Avoidance behaviors, in the context of social anxiety disorder (SAD), are things that people do, or don't do, to reduce anxiety about being in social situations. Avoidance behaviors can take three different forms.

Avoidance

True avoidance behaviors involve the complete avoidance of the feared social situation. For example, someone afraid of public speaking might drop a class in which he has to give a speech, change jobs to avoid giving presentations, or fail to show up for an event such as a weddding or awards ceremony in which he is expected to speak in front of others.

Escape

When total avoidance is impossible, escape behaviors may be used as a means of dealing with feared situations. Escape involves leaving or escaping from a feared social or performance situation. Some examples of escape include leaving a gathering early, walking out in the middle of a speech, or hiding in the restroom during a dinner party.

Partial Avoidance

When neither avoidance nor escape are possible, partial avoidance (also known as safety behaviors) may be used to alleviate feelings of anxiety during social or performance situations. Safety behaviors generally limit or control your experience of a situation. Safety behaviors might include such things as avoiding eye contact, crossing your arms to hide shaking, drinking or doing drugs, daydreaming, or sitting in the back of a classroom.

Avoidance Maintains Anxiety

The problem with avoidance behaviors is that they maintain the symptoms of anxiety. If you always avoid giving speeches, or if you only give speeches without making eye contact, your anxiety about giving a speech will never diminish.
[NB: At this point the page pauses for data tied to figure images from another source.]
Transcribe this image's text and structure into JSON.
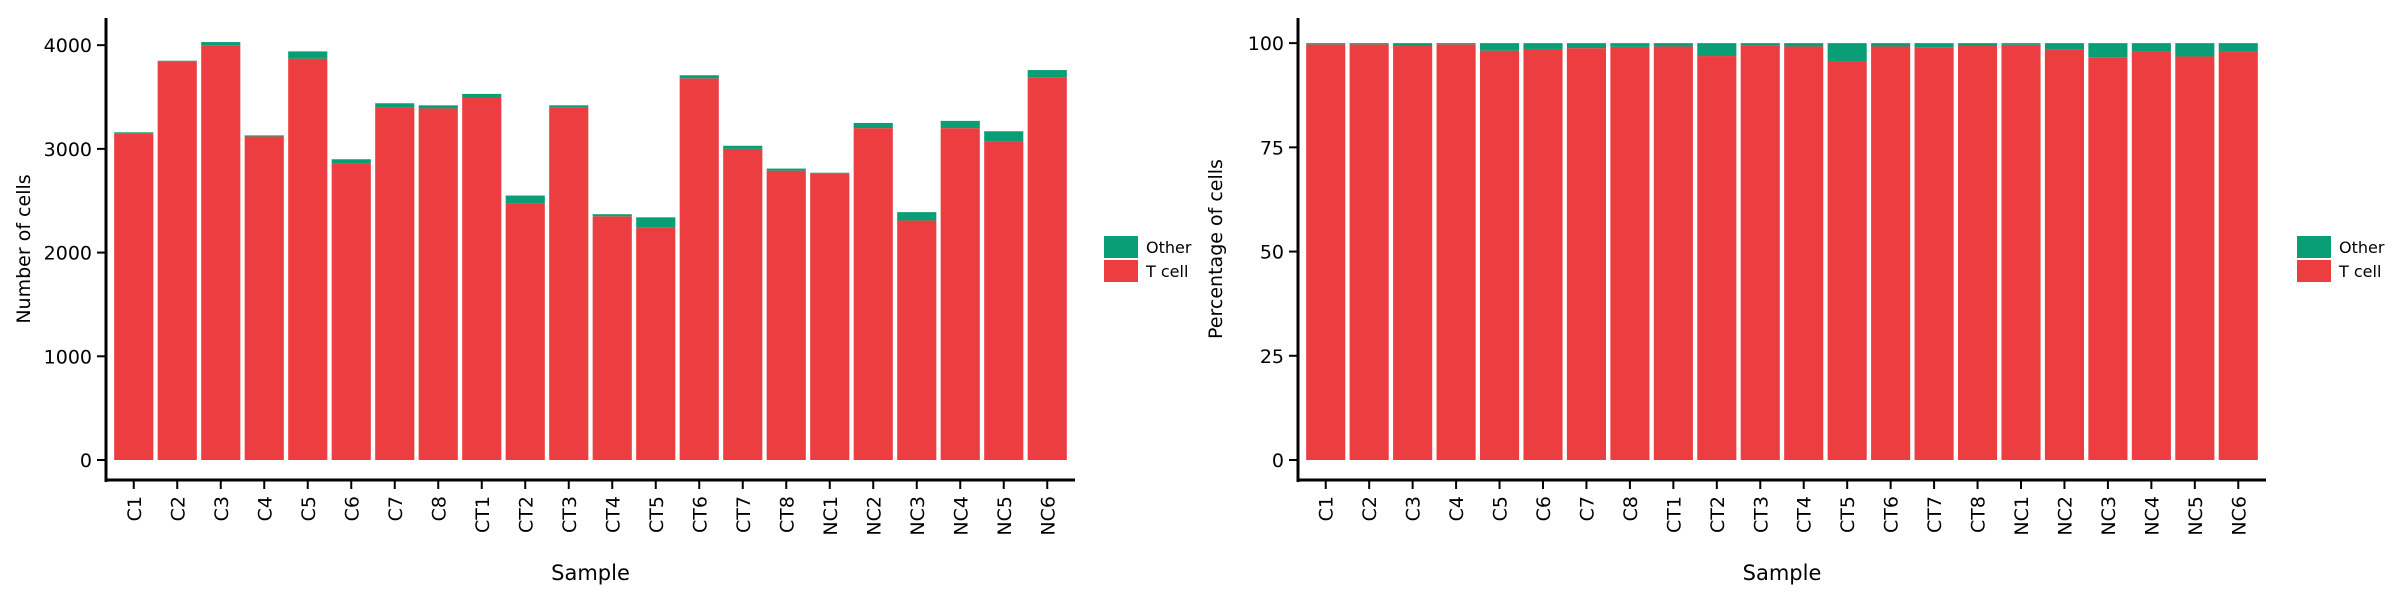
{
  "colors": {
    "t_cell": "#EC3E41",
    "other": "#0A9E76",
    "axis": "#000000",
    "background": "#ffffff"
  },
  "chart_data": [
    {
      "type": "bar",
      "stacked": true,
      "title": "",
      "xlabel": "Sample",
      "ylabel": "Number of cells",
      "ylim": [
        0,
        4100
      ],
      "yticks": [
        0,
        1000,
        2000,
        3000,
        4000
      ],
      "grid": false,
      "legend_position": "right",
      "legend": [
        "Other",
        "T cell"
      ],
      "categories": [
        "C1",
        "C2",
        "C3",
        "C4",
        "C5",
        "C6",
        "C7",
        "C8",
        "CT1",
        "CT2",
        "CT3",
        "CT4",
        "CT5",
        "CT6",
        "CT7",
        "CT8",
        "NC1",
        "NC2",
        "NC3",
        "NC4",
        "NC5",
        "NC6"
      ],
      "series": [
        {
          "name": "T cell",
          "color": "#EC3E41",
          "values": [
            3150,
            3840,
            4000,
            3120,
            3870,
            2860,
            3400,
            3390,
            3500,
            2470,
            3400,
            2350,
            2240,
            3680,
            3000,
            2790,
            2760,
            3200,
            2310,
            3200,
            3070,
            3690
          ]
        },
        {
          "name": "Other",
          "color": "#0A9E76",
          "values": [
            10,
            10,
            30,
            10,
            70,
            40,
            40,
            30,
            30,
            80,
            20,
            20,
            100,
            30,
            30,
            20,
            10,
            50,
            80,
            70,
            100,
            70
          ]
        }
      ]
    },
    {
      "type": "bar",
      "stacked": true,
      "title": "",
      "xlabel": "Sample",
      "ylabel": "Percentage of cells",
      "ylim": [
        0,
        102
      ],
      "yticks": [
        0,
        25,
        50,
        75,
        100
      ],
      "grid": false,
      "legend_position": "right",
      "legend": [
        "Other",
        "T cell"
      ],
      "categories": [
        "C1",
        "C2",
        "C3",
        "C4",
        "C5",
        "C6",
        "C7",
        "C8",
        "CT1",
        "CT2",
        "CT3",
        "CT4",
        "CT5",
        "CT6",
        "CT7",
        "CT8",
        "NC1",
        "NC2",
        "NC3",
        "NC4",
        "NC5",
        "NC6"
      ],
      "series": [
        {
          "name": "T cell",
          "color": "#EC3E41",
          "values": [
            99.7,
            99.7,
            99.3,
            99.7,
            98.2,
            98.6,
            98.8,
            99.1,
            99.2,
            96.9,
            99.4,
            99.2,
            95.7,
            99.2,
            99.0,
            99.3,
            99.6,
            98.5,
            96.6,
            97.9,
            96.8,
            98.1
          ]
        },
        {
          "name": "Other",
          "color": "#0A9E76",
          "values": [
            0.3,
            0.3,
            0.7,
            0.3,
            1.8,
            1.4,
            1.2,
            0.9,
            0.8,
            3.1,
            0.6,
            0.8,
            4.3,
            0.8,
            1.0,
            0.7,
            0.4,
            1.5,
            3.4,
            2.1,
            3.2,
            1.9
          ]
        }
      ]
    }
  ]
}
Instead of avoiding giving speeches, or only delivering them in a "safe" way, you need lots of exposure to giving speeches without avoiding, escaping, or using safety behaviors. An effective treatment for SAD, one of the goals of cognitive-behavioral therapy (CBT) is to identify avoidance behaviors and provide exposure to feared situations.

Sources:

Antony, MM, Stein, MB. Oxford handbook of anxiety and related disorders. New York: Oxford University Press; 2008.

Hoffman, SG, Otto, MW. Cognitive behavioral therapy for social anxiety disorder. Boca Raton, FL: CRC Press; 2008.

Markway, BG, Markway, GP. Painfully Shy. New York: St. Martin's Press; 2003.